Poetas, intelectuais, urbanistas têm sugerido que cidades têm sua alma, personalidade, espírito, biografia, vícios e virtudes. Mesmo o viajante ou o morador despretensioso pode concordar com isso. E, nos dizeres de José de Souza Martins, cidades têm coração. Esta palavra está no título de seu livro O coração da Pauliceia ainda bate. Coração não apenas como significado de amor, apego, mas no sentido mais profundo de memórias e histórias únicas inscritas em esquinas, trajeto de rios, praças, estátuas, arranha-céus assombrosos e tudo mais que apenas uma mente com curiosidade sociológica seja capaz de elevar à categoria de fato social
e histórico.
O livro reúne crônicas do autor, quase todas publicadas em O Estado de S. Paulo entre 2004 e 2013, algumas inéditas. Estão organizadas em temáticas que nos levam dos idos da Vila de São Vicente do século XVI até os anos 1930, quando São Paulo se levanta em armas contra o governo central. A beleza literária do texto permite começar a leitura por qualquer capítulo ou crônica. O efeito será o mesmo. Um imenso prazer, um ensinamento humano, o encontro com uma escrita mansa e refinada tocando um tema a princípio aleatório que vai parecer sempre familiar mesmo para quem nunca pisou na cidade. Sua primeira coluna, não por acaso, intitula-se “O espírito de São Paulo”.
Os trabalhos acadêmicos de Martins são sempre elegantes, agregam profunda capacidade de análise intelectual a sensibilidade social notável. A temática a que se dedicou nas ciências sociais fala de populações rurais, migrações, da travessia do mundo rural para o urbano, da intensa modernização por que passou o país gerando um agregado de trabalhadores urbanos, mas não de cidadãos. Religiosidade popular, cotidiano, justiça e injustiça tangenciam todas as suas análises. De minha parte, acho seu livro A aparição do demônio na fábrica uma obra-prima. Fala de um mundo que se torna industrial e moderno e carrega consigo santinhos ancestrais no peito e assombrações do mundo rural na alma. Por uma das muitas rivalidades acadêmicas que habitam o eixo Rio-São Paulo, Martins é mais lido em suas bandas: sorte de paulistanos e paulistas.
Com mais de 20 livros de análise sociológica na bagagem, o autor surpreende com o coração de sua pauliceia numa alusão apropriada à obra de Mário de Andrade (1893-1945) de 1922, Pauliceia desvairada. Por certo este livro é produto de anos de observação e de pesquisa histórica, atividade paralela à de sociólogo. Produto de quem quer e pode fazer parte do lugar em que vive com curiosidade, criatividade e imaginação.
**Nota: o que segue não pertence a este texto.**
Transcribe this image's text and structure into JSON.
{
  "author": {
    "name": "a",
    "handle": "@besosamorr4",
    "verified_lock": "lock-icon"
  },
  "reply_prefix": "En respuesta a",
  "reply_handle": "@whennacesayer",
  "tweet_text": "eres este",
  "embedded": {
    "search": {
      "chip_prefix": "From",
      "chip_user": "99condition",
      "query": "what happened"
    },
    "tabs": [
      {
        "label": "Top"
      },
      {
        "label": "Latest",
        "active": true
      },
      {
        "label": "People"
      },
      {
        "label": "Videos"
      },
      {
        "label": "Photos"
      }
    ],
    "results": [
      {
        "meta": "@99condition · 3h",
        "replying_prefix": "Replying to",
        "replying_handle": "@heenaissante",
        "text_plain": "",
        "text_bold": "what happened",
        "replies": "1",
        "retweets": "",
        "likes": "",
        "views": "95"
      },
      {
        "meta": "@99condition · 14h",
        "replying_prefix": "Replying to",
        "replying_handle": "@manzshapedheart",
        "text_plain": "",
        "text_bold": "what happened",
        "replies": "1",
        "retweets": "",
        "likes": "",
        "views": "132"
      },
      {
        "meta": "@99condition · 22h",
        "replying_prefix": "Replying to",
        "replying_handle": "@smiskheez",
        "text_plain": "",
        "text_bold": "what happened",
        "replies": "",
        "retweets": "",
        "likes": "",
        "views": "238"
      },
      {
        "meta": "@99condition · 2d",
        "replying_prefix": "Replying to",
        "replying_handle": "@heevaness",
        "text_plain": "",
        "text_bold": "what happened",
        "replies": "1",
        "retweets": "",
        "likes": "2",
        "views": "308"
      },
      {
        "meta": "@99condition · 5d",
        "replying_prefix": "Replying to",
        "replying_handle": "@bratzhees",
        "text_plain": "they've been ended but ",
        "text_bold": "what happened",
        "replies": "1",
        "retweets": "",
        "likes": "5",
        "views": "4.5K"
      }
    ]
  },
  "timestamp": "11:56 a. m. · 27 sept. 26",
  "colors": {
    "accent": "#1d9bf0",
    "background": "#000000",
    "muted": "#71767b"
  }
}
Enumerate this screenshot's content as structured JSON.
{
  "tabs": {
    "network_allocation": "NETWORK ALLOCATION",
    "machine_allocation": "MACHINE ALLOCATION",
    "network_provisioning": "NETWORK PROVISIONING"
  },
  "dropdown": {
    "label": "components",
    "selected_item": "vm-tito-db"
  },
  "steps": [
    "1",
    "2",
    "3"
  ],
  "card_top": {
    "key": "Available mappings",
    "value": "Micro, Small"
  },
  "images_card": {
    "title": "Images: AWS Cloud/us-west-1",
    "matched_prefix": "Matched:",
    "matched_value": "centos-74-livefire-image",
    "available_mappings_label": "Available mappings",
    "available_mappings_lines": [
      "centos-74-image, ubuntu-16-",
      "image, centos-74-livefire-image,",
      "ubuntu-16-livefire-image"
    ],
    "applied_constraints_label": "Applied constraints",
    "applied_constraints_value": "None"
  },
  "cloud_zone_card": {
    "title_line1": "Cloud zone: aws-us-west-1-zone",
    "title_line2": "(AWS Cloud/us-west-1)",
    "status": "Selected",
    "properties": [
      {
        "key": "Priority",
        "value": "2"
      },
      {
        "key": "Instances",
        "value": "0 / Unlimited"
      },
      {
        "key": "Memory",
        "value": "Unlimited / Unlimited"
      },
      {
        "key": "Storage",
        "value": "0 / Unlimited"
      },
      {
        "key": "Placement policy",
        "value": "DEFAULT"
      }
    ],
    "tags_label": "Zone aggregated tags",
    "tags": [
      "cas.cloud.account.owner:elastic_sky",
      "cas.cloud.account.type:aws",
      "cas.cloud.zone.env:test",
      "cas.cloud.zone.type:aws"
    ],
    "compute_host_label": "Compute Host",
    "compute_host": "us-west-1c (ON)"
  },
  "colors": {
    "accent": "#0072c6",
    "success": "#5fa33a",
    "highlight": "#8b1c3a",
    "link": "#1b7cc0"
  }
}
Henri Lefebvre (1901-1991), um dos mais importantes estudiosos das cidades, trabalhou dois anos como taxista em Paris para poder conhecer recantos e detalhes da cidade. Não sei qual foi o método de Martins, mas imagino que ao longo da vida foi tomando notas, fotografando, pesquisando para depois compor com criatividade mágica a vida subjacente a qualquer manifestação da atividade humana por ele registrada. Seguiu à risca o lema de que nada que esteja em algum lugar está ali por acaso. Foi uma construção social, um ponto na história.
Sem meias palavras, há que registrar a impressionante capacidade de olhar para cada fragmento arquitetônico e espacial e a partir daí remontar à construção social de uma cidade que, não bastasse ser ela mesma um fenômeno, é o coração do Brasil. Suas crônicas falam de povos, línguas faladas em certas épocas, música, vestimentas, hábitos, dinastias familiares, autores clássicos nas letras e na música, peças de teatro, visitas científicas, encontros literários, vida universitária, hospitais e museus, Carnaval, manifestações religiosas, intrigas políticas, meios de transporte, mas, principalmente, da vida cultural e do cotidiano do trabalhador imigrante vindo de todas as partes e construindo uma grande cidade.
Chamo a atenção para as crônicas acerca das revoluções de 1924 e 1932. Detalhes ricos do envolvimento da cidade contra os presidentes Artur Bernardes (1875-1955) e Getúlio Vargas (1882-1954). Poucos ainda sabem o impacto dos bombardeios na cidade e seus custos em vidas humanas. Pouco se fala também dos ideais que embalaram esses movimentos. São Paulo, a locomotiva do Brasil, perdeu as duas guerras. O coração nunca se abateu.
Maria Celina D’Araujo é professora no Departamento de Ciências Sociais da Pontifícia Universidade Católica do Rio de Janeiro (PUC-Rio).